Terastoday.id,BOLSEL — Jaringan peredaran narkotika jenis sabu yang menyasar Kabupaten Bolaang Mongondow Selatan (Bolsel), Sulawesi Utara, kembali terbongkar. Badan Narkotika Nasional Provinsi (BNNP) Sulawesi Utara mengamankan sabu dengan berat bersih 14,8718 gram dan menetapkan pasangan suami istri berinisial IB dan HM sebagai tersangka.
Pengungkapan tersebut dilakukan Tim Pemberantasan BNNP Sulut pada Minggu, 5 Juli 2026, sekitar pukul 16.10 Wita, di Dusun II, Desa Pintadia, Kecamatan Bolaang Uki.
Petugas awalnya mengamankan empat orang, yakni IB, HM, SL, dan TW. Keempatnya ditemukan di depan rumah IB saat petugas melakukan penindakan.

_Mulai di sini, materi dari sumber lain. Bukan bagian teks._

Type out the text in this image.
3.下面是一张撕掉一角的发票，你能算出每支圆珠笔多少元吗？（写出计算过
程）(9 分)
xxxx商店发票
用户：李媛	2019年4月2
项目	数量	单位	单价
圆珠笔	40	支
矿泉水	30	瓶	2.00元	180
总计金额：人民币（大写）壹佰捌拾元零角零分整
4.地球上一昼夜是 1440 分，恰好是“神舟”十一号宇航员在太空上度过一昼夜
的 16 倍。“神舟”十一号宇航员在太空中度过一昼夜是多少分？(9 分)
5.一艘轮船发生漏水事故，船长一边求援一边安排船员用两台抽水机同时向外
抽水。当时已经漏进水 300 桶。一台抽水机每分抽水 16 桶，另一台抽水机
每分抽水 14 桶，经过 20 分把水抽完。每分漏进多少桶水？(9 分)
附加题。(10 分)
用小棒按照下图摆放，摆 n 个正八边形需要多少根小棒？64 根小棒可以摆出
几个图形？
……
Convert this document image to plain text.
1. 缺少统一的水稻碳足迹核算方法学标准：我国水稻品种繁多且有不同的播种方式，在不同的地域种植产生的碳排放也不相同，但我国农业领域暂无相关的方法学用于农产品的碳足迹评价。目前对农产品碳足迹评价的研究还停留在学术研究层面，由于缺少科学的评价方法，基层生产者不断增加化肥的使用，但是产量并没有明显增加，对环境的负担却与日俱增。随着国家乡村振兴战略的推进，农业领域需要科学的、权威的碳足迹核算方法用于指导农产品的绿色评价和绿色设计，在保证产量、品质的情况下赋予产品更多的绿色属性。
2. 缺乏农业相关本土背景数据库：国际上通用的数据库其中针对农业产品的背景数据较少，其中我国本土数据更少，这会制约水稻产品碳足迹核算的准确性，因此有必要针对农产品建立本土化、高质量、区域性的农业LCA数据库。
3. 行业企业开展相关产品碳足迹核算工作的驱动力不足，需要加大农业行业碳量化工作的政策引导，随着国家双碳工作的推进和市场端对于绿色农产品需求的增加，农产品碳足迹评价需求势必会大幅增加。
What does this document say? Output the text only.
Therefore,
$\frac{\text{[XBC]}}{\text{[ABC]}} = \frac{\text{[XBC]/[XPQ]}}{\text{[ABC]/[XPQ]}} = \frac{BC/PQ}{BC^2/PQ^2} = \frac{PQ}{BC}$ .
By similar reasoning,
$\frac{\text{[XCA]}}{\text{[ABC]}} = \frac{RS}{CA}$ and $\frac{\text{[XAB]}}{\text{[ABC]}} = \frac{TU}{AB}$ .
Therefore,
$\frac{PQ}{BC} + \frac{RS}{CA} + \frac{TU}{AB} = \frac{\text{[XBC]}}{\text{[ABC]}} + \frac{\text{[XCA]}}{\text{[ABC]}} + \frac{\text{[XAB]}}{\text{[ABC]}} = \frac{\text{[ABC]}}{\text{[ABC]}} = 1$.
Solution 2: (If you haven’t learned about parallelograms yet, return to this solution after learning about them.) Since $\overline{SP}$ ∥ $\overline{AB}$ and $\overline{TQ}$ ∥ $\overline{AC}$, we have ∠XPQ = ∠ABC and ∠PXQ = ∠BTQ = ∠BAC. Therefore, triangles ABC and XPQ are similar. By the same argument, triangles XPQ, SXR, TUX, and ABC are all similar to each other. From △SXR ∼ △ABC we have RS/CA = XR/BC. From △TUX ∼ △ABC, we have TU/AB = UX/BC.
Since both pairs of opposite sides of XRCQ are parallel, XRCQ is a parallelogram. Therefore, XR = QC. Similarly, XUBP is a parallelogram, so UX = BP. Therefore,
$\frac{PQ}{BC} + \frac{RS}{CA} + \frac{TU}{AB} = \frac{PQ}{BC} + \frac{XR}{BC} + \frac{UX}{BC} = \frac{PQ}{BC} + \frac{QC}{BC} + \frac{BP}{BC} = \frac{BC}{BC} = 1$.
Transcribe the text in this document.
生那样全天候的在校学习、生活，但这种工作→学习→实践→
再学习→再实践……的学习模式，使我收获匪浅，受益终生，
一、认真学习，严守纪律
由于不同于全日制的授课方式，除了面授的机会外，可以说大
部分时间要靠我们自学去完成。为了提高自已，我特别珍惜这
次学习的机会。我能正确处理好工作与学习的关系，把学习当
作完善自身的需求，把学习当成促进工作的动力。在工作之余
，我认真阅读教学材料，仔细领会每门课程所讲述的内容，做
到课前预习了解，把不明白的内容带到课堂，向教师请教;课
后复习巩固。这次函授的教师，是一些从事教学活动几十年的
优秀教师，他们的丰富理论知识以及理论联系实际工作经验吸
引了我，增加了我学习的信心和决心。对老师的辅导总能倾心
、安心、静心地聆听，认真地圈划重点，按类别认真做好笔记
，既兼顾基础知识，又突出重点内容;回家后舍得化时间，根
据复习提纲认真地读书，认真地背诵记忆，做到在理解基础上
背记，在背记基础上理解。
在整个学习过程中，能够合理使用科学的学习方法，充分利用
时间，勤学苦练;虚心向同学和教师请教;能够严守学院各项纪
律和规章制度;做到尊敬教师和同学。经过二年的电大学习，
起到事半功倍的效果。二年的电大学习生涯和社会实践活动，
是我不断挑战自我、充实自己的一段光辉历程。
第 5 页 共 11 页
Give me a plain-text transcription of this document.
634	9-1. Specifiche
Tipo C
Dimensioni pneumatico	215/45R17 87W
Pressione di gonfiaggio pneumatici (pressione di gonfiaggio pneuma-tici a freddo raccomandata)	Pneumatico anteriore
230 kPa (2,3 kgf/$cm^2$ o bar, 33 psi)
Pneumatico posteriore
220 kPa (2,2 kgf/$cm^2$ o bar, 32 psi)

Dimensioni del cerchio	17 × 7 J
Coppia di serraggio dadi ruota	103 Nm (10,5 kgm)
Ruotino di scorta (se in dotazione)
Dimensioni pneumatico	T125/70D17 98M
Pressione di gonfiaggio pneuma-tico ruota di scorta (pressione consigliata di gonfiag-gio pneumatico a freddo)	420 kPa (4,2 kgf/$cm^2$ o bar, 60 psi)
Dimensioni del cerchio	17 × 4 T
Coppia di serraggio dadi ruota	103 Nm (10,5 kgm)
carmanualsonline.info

Dari lokasi tersebut, petugas menemukan satu plastik bening yang berisi narkotika golongan I jenis metamfetamina atau sabu.
Tersangka IB Sebut Sabu Milik HM
Penyidik kemudian melakukan pemeriksaan dan pendalaman terhadap para terduga. Dari keterangan yang diperoleh, IB menyebut sabu tersebut merupakan milik HM.
IB juga mengaku mendapat perintah dari HM untuk mengambil paket sabu di Kota Palu, Sulawesi Tengah.
Paket tersebut kemudian dibawa dari Palu menuju wilayah Bolsel menggunakan taksi gelap hingga akhirnya tiba di Desa Pintadia.
Kepala BNNP Sulut Brigjen Pol. Jemmy G.P. Suatan mengatakan pengungkapan kasus tersebut menjadi bagian dari upaya BNNP Sulut memutus mata rantai peredaran narkotika lintas daerah.
Dari penindakan itu, petugas mengamankan sabu dengan berat bersih mencapai 14,8718 gram.
Barang bukti tersebut kemudian disisihkan sesuai kebutuhan proses hukum. Sebanyak 0,6362 gram digunakan untuk pemeriksaan Laboratorium Forensik Polda Sulut, 1,0053 gram disiapkan untuk kepentingan persidangan, sedangkan 13,2297 gram akan dimusnahkan.
Setelah pemeriksaan dan pendalaman perkara, BNNP Sulut menetapkan IB dan HM sebagai tersangka. Keduanya diketahui merupakan pasangan suami istri.
Dalam perkara ini, IB dan HM dijerat Pasal 114 ayat (2) Undang-Undang Nomor 35 Tahun 2009 tentang Narkotika, subsider Pasal 609 ayat (2) huruf a UU Nomor 1 Tahun 2023 tentang KUHP sebagaimana disesuaikan melalui UU Nomor 1 Tahun 2026 tentang Penyesuaian Pidana, juncto Pasal 132 ayat (1) UU Nomor 35 Tahun 2009 tentang Narkotika.
Ancaman hukuman terhadap keduanya tergolong berat. Mereka terancam pidana penjara seumur hidup atau pidana penjara paling singkat enam tahun dan paling lama 20 tahun, serta pidana denda paling banyak kategori VI.
BNNP Telusuri Jaringan Palu-Bolsel
BNNP Sulut masih mengembangkan perkara tersebut. Penyidik mendalami kemungkinan adanya pihak lain yang berperan dalam pengiriman maupun distribusi sabu dari Kota Palu hingga masuk ke wilayah Bolsel.
Jalur pengiriman menggunakan taksi gelap juga menjadi bagian penting dalam pendalaman kasus. Penyidik masih menelusuri bagaimana paket tersebut diperoleh, siapa pemasoknya, serta apakah ada pihak lain yang terlibat dalam rantai distribusi tersebut.
Kasus ini kembali menunjukkan bahwa peredaran narkotika tidak mengenal batas wilayah. Jalur lintas provinsi dari Sulawesi Tengah menuju Sulawesi Utara menjadi salah satu rute yang kini mendapat perhatian aparat dalam upaya memutus distribusi sabu hingga ke tingkat daerah.